Why does this look like my hair

[–] SkaveRat@discuss.tchncs.de 5 points 1 month ago

Are you a bike Medusa?

[–] brbposting@sh.itjust.works 6 points 1 month ago (3 children)

Neat. How well controlled was the push—did they push them or did a machine?

[–] SpaceNoodle@lemmy.world 8 points 1 month ago
[–] thedarkfly@feddit.nl 6 points 1 month ago

It's simulated.

[–] D_C@sh.itjust.works 5 points 1 month ago

That is quite obviously my ear hair.

[–] RememberTheApollo_@lemmy.world 5 points 1 month ago (1 children)

The upper half has more circular tracks. Wonder if Coriolis forces caused the minor differences.

[–] PanGodofPanic@lemmy.blahaj.zone 6 points 1 month ago* (last edited 1 month ago)

Almost certainly not, the coriolis effect is so small on this space and time scale it's barely measurable even with advanced equipment.

Edit: also from other comments the bike is virtual anyways lol

[–] Eh_I@lemmy.world 5 points 1 month ago

A personal art project from the ward.

[–] mrgoosmoos@lemmy.ca 4 points 1 month ago

800 of the same bicycle

if it was 800 different, you'd get a lot more noise

[–] TrojanRoomCoffeePot@lemmy.world 2 points 1 month ago (1 children)
[–] brbposting@sh.itjust.works 3 points 1 month ago (1 children)

Embedded here:

Now repeat 799 more times

[–] TrojanRoomCoffeePot@lemmy.world 1 points 1 month ago

Already done, we're up to our eyeballs in flight test data.

[–] Vupware@lemmy.zip 2 points 1 month ago (1 children)

But how was the bike pushed?

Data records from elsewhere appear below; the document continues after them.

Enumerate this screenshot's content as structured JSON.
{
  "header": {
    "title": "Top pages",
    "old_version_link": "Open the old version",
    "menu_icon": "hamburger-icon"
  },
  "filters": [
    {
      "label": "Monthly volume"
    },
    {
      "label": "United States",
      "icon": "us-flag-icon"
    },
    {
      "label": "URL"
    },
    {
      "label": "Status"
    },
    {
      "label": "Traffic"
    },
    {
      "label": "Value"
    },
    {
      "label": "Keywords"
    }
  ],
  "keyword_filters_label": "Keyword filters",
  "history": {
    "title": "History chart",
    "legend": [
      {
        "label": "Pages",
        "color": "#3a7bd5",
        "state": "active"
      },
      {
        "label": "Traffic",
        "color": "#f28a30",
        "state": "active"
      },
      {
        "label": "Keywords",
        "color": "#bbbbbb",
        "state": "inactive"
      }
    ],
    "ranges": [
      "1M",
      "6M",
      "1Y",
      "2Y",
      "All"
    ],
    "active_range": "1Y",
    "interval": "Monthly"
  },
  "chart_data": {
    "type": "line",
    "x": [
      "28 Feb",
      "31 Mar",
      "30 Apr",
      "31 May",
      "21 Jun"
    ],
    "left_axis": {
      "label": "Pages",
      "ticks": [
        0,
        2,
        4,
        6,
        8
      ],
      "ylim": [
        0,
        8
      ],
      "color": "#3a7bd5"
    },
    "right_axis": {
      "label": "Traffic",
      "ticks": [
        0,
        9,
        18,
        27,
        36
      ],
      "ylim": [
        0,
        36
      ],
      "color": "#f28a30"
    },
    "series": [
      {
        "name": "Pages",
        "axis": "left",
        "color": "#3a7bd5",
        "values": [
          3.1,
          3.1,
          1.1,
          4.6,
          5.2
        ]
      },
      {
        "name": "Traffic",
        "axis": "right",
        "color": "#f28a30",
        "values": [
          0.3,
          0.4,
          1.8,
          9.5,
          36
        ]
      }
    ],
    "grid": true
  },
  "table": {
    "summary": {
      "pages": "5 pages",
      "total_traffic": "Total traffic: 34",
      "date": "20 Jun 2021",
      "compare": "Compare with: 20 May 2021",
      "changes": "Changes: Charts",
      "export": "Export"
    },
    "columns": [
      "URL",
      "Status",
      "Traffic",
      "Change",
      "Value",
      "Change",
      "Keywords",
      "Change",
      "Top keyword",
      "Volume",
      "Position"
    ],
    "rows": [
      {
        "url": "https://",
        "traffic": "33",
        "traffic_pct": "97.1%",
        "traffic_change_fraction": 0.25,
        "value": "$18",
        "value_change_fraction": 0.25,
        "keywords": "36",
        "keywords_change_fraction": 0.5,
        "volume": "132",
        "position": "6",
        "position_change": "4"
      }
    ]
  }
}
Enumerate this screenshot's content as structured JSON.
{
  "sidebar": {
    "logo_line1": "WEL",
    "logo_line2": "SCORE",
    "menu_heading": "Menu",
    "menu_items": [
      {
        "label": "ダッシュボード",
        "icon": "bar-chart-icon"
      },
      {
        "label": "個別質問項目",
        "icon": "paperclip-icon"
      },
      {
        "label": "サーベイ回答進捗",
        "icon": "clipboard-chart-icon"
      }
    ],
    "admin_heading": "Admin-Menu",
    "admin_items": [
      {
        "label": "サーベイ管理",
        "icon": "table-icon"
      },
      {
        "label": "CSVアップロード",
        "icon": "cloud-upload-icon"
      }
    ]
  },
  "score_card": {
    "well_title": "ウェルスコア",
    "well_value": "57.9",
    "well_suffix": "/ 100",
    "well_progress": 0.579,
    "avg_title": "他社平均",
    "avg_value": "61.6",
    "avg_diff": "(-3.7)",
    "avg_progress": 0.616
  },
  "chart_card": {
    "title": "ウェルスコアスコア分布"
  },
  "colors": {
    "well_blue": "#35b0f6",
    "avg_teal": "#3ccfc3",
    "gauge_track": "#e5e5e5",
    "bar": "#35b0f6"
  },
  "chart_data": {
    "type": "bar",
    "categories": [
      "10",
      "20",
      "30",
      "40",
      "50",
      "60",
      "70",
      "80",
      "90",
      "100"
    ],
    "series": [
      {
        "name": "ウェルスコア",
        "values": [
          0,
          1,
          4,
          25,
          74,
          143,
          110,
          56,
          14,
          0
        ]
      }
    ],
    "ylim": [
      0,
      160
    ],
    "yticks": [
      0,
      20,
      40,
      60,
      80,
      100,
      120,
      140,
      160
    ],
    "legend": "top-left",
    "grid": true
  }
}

Was it pushed by an imperfect human, or by some sort of contraption?

[–] qaz@lemmy.world 5 points 1 month ago (1 children)
[–] ThirdConsul@lemmy.ml 3 points 1 month ago (1 children)

So it's worthless? Not sure how to value virtual simulations of real world physical behaviour when it's used to show something cool.

[–] Verqix@lemmy.world 1 points 1 month ago (1 children)

Only because it is simulated? Pushing the same bike 800 times with the same force mechanically and measuring it doesn't seem to me to net any more applicable knowledge.

[–] Rekorse@sh.itjust.works 1 points 1 month ago

How do you learn something from a simulation, isn't it just a way to see if the test you design makes sense? It could go differently in the real world?

[–] geneva_convenience@lemmy.ml 1 points 1 month ago (1 children)

It's pretty impressive that they pushed the bicycleIt's pretty impressive that they pushed the bicycle to the right 800 times and half the times it went left instantly.

[–] UnrepententProcrastinator@lemmy.ca 5 points 1 month ago* (last edited 1 month ago)

I think they mean to the right like straight from left to right.